Kosmos 2458
- Mission type: Navigation
- Operator: Russian Space Forces
- COSPAR ID: 2009-070C
- SATCAT no.: 36113

Spacecraft properties
- Spacecraft: GC 734
- Spacecraft type: Uragan-M
- Manufacturer: Reshetnev ISS
- Launch mass: 1,415 kilograms (3,120 lb)
- Dimensions: 1.3 metres (4 ft 3 in) diameter
- Power: 1,540 watts

Start of mission
- Launch date: December 14, 2009, 10:38 UTC
- Rocket: Proton-M/DM-2
- Launch site: Baikonur 81/24

Orbital parameters
- Reference system: Geocentric
- Regime: Medium Earth orbit
- Semi-major axis: 25,509 kilometres (15,851 mi)
- Eccentricity: 0.0001
- Perigee altitude: 19,129 kilometres (11,886 mi)
- Apogee altitude: 19,132 kilometres (11,888 mi)
- Inclination: 64.81 degrees
- Period: 675.76 minutes

= Kosmos 2458 =

Kosmos 2458 (Космос 2458 meaning Cosmos 2458) is one of a set of three Russian military satellites launched in 2009 as part of the GLONASS satellite navigation system. It was launched with Kosmos 2456 and Kosmos 2457.

This satellite is a GLONASS-M satellite, also known as Uragan-M, and is numbered Uragan-M No. 734.

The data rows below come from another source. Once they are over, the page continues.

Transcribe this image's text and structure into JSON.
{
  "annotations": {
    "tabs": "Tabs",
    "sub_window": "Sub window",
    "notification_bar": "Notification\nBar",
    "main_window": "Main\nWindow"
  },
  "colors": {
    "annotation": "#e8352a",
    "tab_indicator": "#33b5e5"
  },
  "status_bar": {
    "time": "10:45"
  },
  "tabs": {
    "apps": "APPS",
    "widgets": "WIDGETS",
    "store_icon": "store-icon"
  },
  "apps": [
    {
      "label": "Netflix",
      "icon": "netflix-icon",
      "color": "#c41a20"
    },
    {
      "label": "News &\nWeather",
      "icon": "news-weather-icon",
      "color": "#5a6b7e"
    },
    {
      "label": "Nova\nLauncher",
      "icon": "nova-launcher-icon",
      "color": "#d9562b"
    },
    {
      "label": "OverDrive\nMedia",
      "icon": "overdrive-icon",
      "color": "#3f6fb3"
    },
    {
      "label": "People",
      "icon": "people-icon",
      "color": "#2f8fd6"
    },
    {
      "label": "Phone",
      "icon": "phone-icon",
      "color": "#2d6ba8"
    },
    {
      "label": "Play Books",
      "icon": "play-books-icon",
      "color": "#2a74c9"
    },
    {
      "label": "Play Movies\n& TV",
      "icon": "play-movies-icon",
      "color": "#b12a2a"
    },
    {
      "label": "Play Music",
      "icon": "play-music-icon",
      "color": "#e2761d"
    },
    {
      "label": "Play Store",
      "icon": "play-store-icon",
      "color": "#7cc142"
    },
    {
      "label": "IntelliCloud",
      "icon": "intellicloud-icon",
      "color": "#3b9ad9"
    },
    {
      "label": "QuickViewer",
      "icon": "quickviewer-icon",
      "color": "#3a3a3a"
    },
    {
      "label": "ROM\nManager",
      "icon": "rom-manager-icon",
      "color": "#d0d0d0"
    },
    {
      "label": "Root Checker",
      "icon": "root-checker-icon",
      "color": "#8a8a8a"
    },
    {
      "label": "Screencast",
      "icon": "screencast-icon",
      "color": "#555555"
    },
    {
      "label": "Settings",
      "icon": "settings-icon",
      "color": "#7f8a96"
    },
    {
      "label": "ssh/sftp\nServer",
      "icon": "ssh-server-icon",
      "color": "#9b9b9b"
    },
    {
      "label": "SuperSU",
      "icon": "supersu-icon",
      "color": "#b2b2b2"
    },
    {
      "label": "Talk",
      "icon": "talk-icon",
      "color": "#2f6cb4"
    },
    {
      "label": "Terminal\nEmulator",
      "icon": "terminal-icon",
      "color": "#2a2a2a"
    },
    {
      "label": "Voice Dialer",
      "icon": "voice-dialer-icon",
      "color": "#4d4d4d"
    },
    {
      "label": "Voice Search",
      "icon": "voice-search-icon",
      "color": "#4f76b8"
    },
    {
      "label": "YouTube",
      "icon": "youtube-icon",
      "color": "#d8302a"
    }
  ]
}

Kosmos 2456/7/8 were launched from Site 81/24 at Baikonur Cosmodrome in Kazakhstan. A Proton-M carrier rocket with a Blok DM upper stage was used to perform the launch which took place at 10:38 UTC on 14 December 2009. The launch successfully placed the satellites into Medium Earth orbit. It subsequently received its Kosmos designation, and the international designator 2009-070C. The United States Space Command assigned it the Satellite Catalog Numbers 36113.

It is in the first orbital plane of the GLONASS constellation, in orbital slot 5. It started operations on 10 January 2010.